Nacido el 2 de enero de 1903, a Tanaka le encantaba jugar el juego de mesa Othello y tenía predilección por el chocolate y las bebidas gaseosas. Fue certificada por Guinness World Records como la persona viva de mayor edad en 2019 cuando tenía 116 años. En eventos de los medios, dijo que todavía disfrutaba de la vida y esperaba vivir hasta los 120.

Tanaka murió de vejez el 19 de abril en un hospital de Fukuoka, su ciudad natal en el sur de Japón donde pasó toda su vida, dijeron el martes funcionarios de la ciudad.
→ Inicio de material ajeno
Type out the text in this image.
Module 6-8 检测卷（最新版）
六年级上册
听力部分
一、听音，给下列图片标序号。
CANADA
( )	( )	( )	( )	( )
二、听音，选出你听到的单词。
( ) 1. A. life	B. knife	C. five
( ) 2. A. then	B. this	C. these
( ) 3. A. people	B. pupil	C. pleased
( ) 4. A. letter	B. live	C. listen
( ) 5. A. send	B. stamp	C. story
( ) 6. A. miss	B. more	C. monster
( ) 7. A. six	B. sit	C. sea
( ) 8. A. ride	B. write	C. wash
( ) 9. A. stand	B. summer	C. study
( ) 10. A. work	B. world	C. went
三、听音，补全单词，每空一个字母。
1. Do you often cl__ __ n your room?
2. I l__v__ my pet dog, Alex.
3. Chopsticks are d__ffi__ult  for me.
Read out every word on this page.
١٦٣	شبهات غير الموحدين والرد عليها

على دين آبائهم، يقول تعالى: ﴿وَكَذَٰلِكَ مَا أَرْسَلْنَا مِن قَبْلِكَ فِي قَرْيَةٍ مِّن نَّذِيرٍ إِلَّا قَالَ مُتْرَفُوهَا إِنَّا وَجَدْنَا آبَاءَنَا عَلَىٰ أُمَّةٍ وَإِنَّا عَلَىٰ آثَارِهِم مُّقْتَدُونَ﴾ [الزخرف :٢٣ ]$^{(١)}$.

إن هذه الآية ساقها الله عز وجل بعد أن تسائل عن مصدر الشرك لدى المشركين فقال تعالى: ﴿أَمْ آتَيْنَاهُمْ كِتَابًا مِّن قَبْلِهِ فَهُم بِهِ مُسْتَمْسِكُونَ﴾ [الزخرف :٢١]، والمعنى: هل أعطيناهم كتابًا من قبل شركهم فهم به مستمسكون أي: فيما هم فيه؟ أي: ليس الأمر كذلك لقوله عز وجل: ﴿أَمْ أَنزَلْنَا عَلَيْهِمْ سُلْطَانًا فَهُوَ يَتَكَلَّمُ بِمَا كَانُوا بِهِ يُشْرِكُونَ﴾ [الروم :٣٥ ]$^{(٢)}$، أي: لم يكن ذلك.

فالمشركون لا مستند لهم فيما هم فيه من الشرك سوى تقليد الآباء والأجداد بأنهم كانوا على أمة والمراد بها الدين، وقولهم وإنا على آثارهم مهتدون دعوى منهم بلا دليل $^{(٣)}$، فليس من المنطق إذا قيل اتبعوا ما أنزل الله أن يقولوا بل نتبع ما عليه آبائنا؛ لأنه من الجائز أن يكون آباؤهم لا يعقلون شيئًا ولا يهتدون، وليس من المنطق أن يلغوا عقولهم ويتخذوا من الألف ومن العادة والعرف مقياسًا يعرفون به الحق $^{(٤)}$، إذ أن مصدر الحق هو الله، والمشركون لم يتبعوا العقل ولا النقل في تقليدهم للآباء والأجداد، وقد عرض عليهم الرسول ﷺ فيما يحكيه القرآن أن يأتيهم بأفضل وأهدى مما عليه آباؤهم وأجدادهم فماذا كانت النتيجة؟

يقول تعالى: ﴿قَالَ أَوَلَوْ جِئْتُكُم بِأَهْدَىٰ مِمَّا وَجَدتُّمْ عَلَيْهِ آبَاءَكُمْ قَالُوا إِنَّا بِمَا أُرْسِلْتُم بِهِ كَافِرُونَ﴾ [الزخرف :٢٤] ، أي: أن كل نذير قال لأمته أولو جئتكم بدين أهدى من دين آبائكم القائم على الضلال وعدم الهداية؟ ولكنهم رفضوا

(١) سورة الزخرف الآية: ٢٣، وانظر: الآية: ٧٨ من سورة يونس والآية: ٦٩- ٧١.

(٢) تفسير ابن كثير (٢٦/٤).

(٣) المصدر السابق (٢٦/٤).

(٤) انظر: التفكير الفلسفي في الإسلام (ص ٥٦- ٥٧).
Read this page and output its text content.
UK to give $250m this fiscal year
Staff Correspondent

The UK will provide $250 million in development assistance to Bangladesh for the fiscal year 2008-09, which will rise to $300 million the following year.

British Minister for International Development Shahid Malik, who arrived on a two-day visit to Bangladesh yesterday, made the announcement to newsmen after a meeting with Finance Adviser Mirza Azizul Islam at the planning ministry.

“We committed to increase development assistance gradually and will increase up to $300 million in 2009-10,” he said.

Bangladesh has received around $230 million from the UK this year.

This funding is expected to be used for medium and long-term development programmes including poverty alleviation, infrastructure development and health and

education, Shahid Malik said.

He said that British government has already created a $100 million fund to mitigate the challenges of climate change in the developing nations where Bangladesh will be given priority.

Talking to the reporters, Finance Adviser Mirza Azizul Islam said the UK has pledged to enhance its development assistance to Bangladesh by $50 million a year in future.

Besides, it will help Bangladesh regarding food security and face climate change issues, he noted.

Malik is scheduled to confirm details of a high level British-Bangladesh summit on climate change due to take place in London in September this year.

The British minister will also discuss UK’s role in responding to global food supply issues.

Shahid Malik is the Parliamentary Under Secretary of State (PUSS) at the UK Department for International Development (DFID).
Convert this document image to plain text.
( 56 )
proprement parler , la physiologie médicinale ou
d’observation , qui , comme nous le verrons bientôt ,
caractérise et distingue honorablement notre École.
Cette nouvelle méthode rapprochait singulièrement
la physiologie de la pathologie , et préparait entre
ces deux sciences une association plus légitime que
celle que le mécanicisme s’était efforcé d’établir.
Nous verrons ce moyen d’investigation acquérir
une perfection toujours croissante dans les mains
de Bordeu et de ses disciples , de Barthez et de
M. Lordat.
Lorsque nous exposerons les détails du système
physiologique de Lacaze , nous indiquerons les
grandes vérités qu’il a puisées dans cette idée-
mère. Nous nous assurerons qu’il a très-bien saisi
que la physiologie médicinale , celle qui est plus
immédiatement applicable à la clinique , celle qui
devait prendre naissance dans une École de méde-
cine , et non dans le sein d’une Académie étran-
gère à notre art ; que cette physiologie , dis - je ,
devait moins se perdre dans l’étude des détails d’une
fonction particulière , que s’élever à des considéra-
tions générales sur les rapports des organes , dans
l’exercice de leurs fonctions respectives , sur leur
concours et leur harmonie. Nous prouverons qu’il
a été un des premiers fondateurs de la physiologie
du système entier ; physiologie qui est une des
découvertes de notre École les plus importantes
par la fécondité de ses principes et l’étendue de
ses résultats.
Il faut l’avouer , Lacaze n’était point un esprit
Tanaka, que había vivido en un hogar de ancianos, entraba y salía del hospital recientemente, dijeron.

El gobernador de Fukuoka, Seitaro Hattori, dijo en un comunicado que estaba conmocionado y entristecido por su pérdida, ya que esperaba celebrar el Día del Respeto por los Ancianos a finales de este año en persona con chocolate y bebidas gaseosas, ya que tuvo que perderse la ocasión el año pasado. debido a la pandemia.

“Solo pude verla en una foto que la mostraba con el ramo y haciendo un signo de ‘paz’ (con los dedos), pero eso me animó”, dijo Hattori. “Le dio a la gente la esperanza de una larga vida saludable”.

Con su muerte, la humana más anciana del mundo ahora es Lucile Randon, una monja francesa conocida como la hermana Andre, de 118 años, según The Gerontology Research Group. En Japón, el nuevo poseedor del récord es una mujer de 115 años, Fusa Tatsumi, de Osaka, dijo el Ministerio de Salud japonés.

Japón, cuya población está envejeciendo y disminuyendo rápidamente, tenía 86.510 centenarios, el 90% de ellos mujeres, según las últimas cifras del ministerio.